Tuesday, October 9, 2012

Free Market Biology?


Reading Petryna's descriptions of biological citizenship, beyond what Rose and Novas (2003) discuss concerning the biologization of politics and of people and of suffering, includes a complex picture of resource scarcity, entitlement and competition in a society shifting from a socialist economy to a free market economy.

At the end of chapter four, Petryna describes an interesting predicament: 1)  the relevance and durability of a system of perpetuating illness, as she explains: "The randomness of the law ( in the form of denials of access, exclusions, postponements) combined with economic instability is precisely what ensures the system’s durability and a collective drive toward illness” (p107);  and 2) the total unraveling of this system by capitalism--per Petryna: "The sufferer stood for a sociality made obsolete by an emerging capitalism” (p114).

Drawing on Wallerstein's Center and Periphery ideas, I think about Ukraine's shift into a free market system, which given the time of the shift has also signified an entry into the global market.  At the periphery of the world economy, subject to the lending agreements of the IMF and perhaps trying to attract investments from global industries, Chrenobyl suffering is cast into the language, not only of biomedicine, but also of economics.  

While it would be, likely, naive to claim that the inequalities were less in the socialist system (as Petryna points out for example, the military was not compensated nearly as well for their work as were other citizens who elected to participate in the cleanup), nonetheless it seems that there was a collective/shared spirit surrounding the clean-up experience and the acknowledgement of the suffering of it, as seen in the way that Ukraine initially established the intention of caring for those affected.  In contrast, under emerging capitalism, the way in which evidence of radiation exposure is minimized or altered (as in the case of Rita, for example, p123), seems to me to reflect the larger disparities of a group of people suddenly cast into a "periphery" role.  Ironically, becoming sick is the choice means of regaining some power.

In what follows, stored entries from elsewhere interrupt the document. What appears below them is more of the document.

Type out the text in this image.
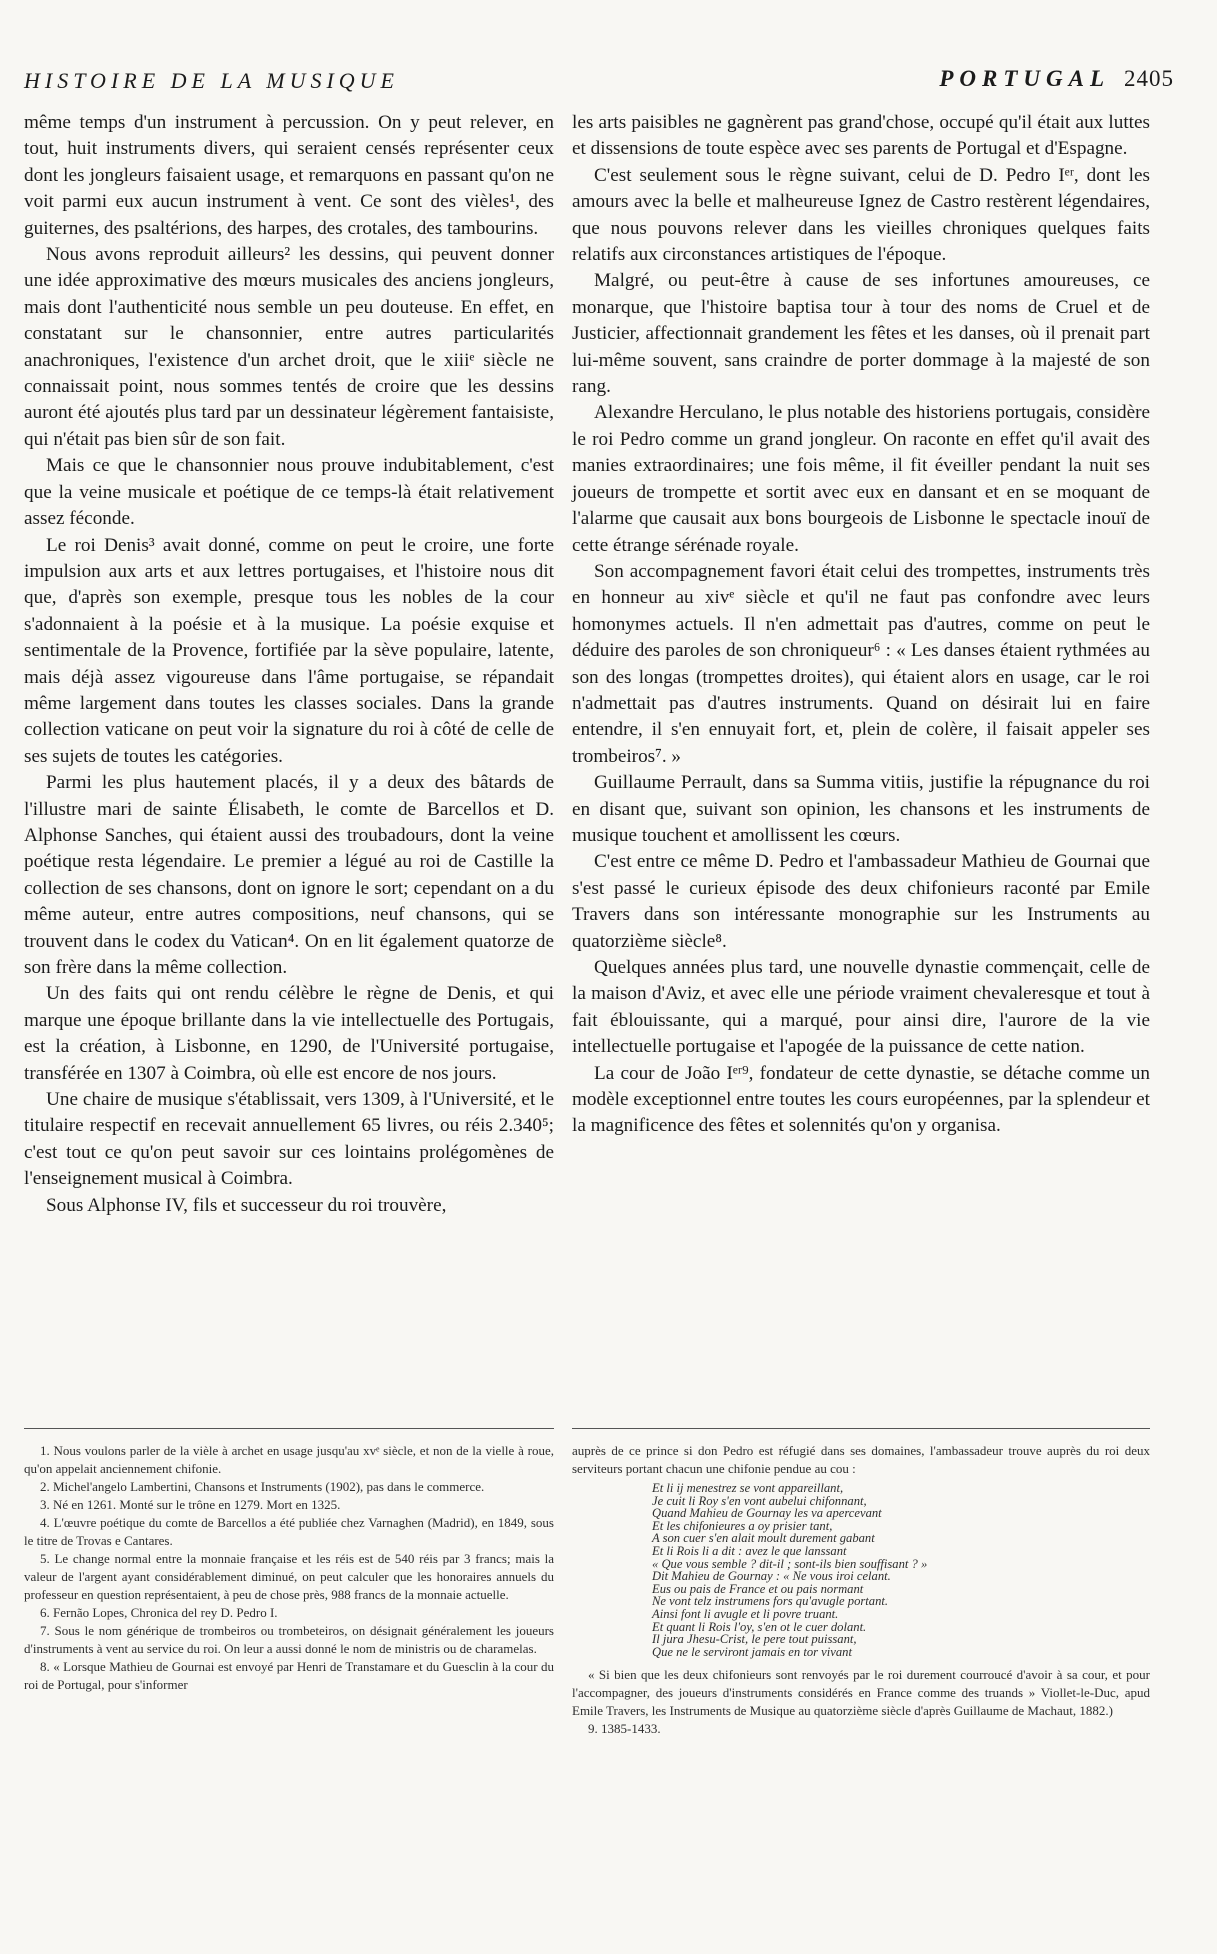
HISTOIRE DE LA MUSIQUE	PORTUGAL 2405

même temps d'un instrument à percussion. On y peut relever, en tout, huit instruments divers, qui seraient censés représenter ceux dont les jongleurs faisaient usage, et remarquons en passant qu'on ne voit parmi eux aucun instrument à vent. Ce sont des vièles¹, des guiternes, des psaltérions, des harpes, des crotales, des tambourins.

Nous avons reproduit ailleurs² les dessins, qui peuvent donner une idée approximative des mœurs musicales des anciens jongleurs, mais dont l'authenticité nous semble un peu douteuse. En effet, en constatant sur le chansonnier, entre autres particularités anachroniques, l'existence d'un archet droit, que le xiiiᵉ siècle ne connaissait point, nous sommes tentés de croire que les dessins auront été ajoutés plus tard par un dessinateur légèrement fantaisiste, qui n'était pas bien sûr de son fait.

Mais ce que le chansonnier nous prouve indubitablement, c'est que la veine musicale et poétique de ce temps-là était relativement assez féconde.

Le roi Denis³ avait donné, comme on peut le croire, une forte impulsion aux arts et aux lettres portugaises, et l'histoire nous dit que, d'après son exemple, presque tous les nobles de la cour s'adonnaient à la poésie et à la musique. La poésie exquise et sentimentale de la Provence, fortifiée par la sève populaire, latente, mais déjà assez vigoureuse dans l'âme portugaise, se répandait même largement dans toutes les classes sociales. Dans la grande collection vaticane on peut voir la signature du roi à côté de celle de ses sujets de toutes les catégories.

Parmi les plus hautement placés, il y a deux des bâtards de l'illustre mari de sainte Élisabeth, le comte de Barcellos et D. Alphonse Sanches, qui étaient aussi des troubadours, dont la veine poétique resta légendaire. Le premier a légué au roi de Castille la collection de ses chansons, dont on ignore le sort; cependant on a du même auteur, entre autres compositions, neuf chansons, qui se trouvent dans le codex du Vatican⁴. On en lit également quatorze de son frère dans la même collection.

Un des faits qui ont rendu célèbre le règne de Denis, et qui marque une époque brillante dans la vie intellectuelle des Portugais, est la création, à Lisbonne, en 1290, de l'Université portugaise, transférée en 1307 à Coimbra, où elle est encore de nos jours.

Une chaire de musique s'établissait, vers 1309, à l'Université, et le titulaire respectif en recevait annuellement 65 livres, ou réis 2.340⁵; c'est tout ce qu'on peut savoir sur ces lointains prolégomènes de l'enseignement musical à Coimbra.

Sous Alphonse IV, fils et successeur du roi trouvère,

les arts paisibles ne gagnèrent pas grand'chose, occupé qu'il était aux luttes et dissensions de toute espèce avec ses parents de Portugal et d'Espagne.

C'est seulement sous le règne suivant, celui de D. Pedro Iᵉʳ, dont les amours avec la belle et malheureuse Ignez de Castro restèrent légendaires, que nous pouvons relever dans les vieilles chroniques quelques faits relatifs aux circonstances artistiques de l'époque.

Malgré, ou peut-être à cause de ses infortunes amoureuses, ce monarque, que l'histoire baptisa tour à tour des noms de Cruel et de Justicier, affectionnait grandement les fêtes et les danses, où il prenait part lui-même souvent, sans craindre de porter dommage à la majesté de son rang.

Alexandre Herculano, le plus notable des historiens portugais, considère le roi Pedro comme un grand jongleur. On raconte en effet qu'il avait des manies extraordinaires; une fois même, il fit éveiller pendant la nuit ses joueurs de trompette et sortit avec eux en dansant et en se moquant de l'alarme que causait aux bons bourgeois de Lisbonne le spectacle inouï de cette étrange sérénade royale.

Son accompagnement favori était celui des trompettes, instruments très en honneur au xivᵉ siècle et qu'il ne faut pas confondre avec leurs homonymes actuels. Il n'en admettait pas d'autres, comme on peut le déduire des paroles de son chroniqueur⁶ : « Les danses étaient rythmées au son des longas (trompettes droites), qui étaient alors en usage, car le roi n'admettait pas d'autres instruments. Quand on désirait lui en faire entendre, il s'en ennuyait fort, et, plein de colère, il faisait appeler ses trombeiros⁷. »

Guillaume Perrault, dans sa Summa vitiis, justifie la répugnance du roi en disant que, suivant son opinion, les chansons et les instruments de musique touchent et amollissent les cœurs.

C'est entre ce même D. Pedro et l'ambassadeur Mathieu de Gournai que s'est passé le curieux épisode des deux chifonieurs raconté par Emile Travers dans son intéressante monographie sur les Instruments au quatorzième siècle⁸.

Quelques années plus tard, une nouvelle dynastie commençait, celle de la maison d'Aviz, et avec elle une période vraiment chevaleresque et tout à fait éblouissante, qui a marqué, pour ainsi dire, l'aurore de la vie intellectuelle portugaise et l'apogée de la puissance de cette nation.

La cour de João Iᵉʳ⁹, fondateur de cette dynastie, se détache comme un modèle exceptionnel entre toutes les cours européennes, par la splendeur et la magnificence des fêtes et solennités qu'on y organisa.

1. Nous voulons parler de la vièle à archet en usage jusqu'au xvᵉ siècle, et non de la vielle à roue, qu'on appelait anciennement chifonie.

2. Michel'angelo Lambertini, Chansons et Instruments (1902), pas dans le commerce.

3. Né en 1261. Monté sur le trône en 1279. Mort en 1325.

4. L'œuvre poétique du comte de Barcellos a été publiée chez Varnaghen (Madrid), en 1849, sous le titre de Trovas e Cantares.

5. Le change normal entre la monnaie française et les réis est de 540 réis par 3 francs; mais la valeur de l'argent ayant considérablement diminué, on peut calculer que les honoraires annuels du professeur en question représentaient, à peu de chose près, 988 francs de la monnaie actuelle.

6. Fernão Lopes, Chronica del rey D. Pedro I.

7. Sous le nom générique de trombeiros ou trombeteiros, on désignait généralement les joueurs d'instruments à vent au service du roi. On leur a aussi donné le nom de ministris ou de charamelas.

8. « Lorsque Mathieu de Gournai est envoyé par Henri de Transtamare et du Guesclin à la cour du roi de Portugal, pour s'informer

auprès de ce prince si don Pedro est réfugié dans ses domaines, l'ambassadeur trouve auprès du roi deux serviteurs portant chacun une chifonie pendue au cou :

Et li ij menestrez se vont appareillant,
Je cuit li Roy s'en vont aubelui chifonnant,
Quand Mahieu de Gournay les va apercevant
Et les chifonieures a oy prisier tant,
A son cuer s'en alait moult durement gabant
Et li Rois li a dit : avez le que lanssant
« Que vous semble ? dit-il ; sont-ils bien souffisant ? »
Dit Mahieu de Gournay : « Ne vous iroi celant.
Eus ou pais de France et ou pais normant
Ne vont telz instrumens fors qu'avugle portant.
Ainsi font li avugle et li povre truant.
Et quant li Rois l'oy, s'en ot le cuer dolant.
Il jura Jhesu-Crist, le pere tout puissant,
Que ne le serviront jamais en tor vivant

« Si bien que les deux chifonieurs sont renvoyés par le roi durement courroucé d'avoir à sa cour, et pour l'accompagner, des joueurs d'instruments considérés en France comme des truands » Viollet-le-Duc, apud Emile Travers, les Instruments de Musique au quatorzième siècle d'après Guillaume de Machaut, 1882.)

9. 1385-1433.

One thing I really didn't understand is why the political obstruction of the efforts of the International Chernobyl Disabled Person's Aid Charity Fund?  How does a group like this challenge the state--it seems like a possible new solution (albeit not a great one) in dealing with the volume of those suffering--or is the perpetuance of the acknowledgement of the suffering in itself the greatest threat to the "progress" of the country?  Yeah, or is there another way to look at this?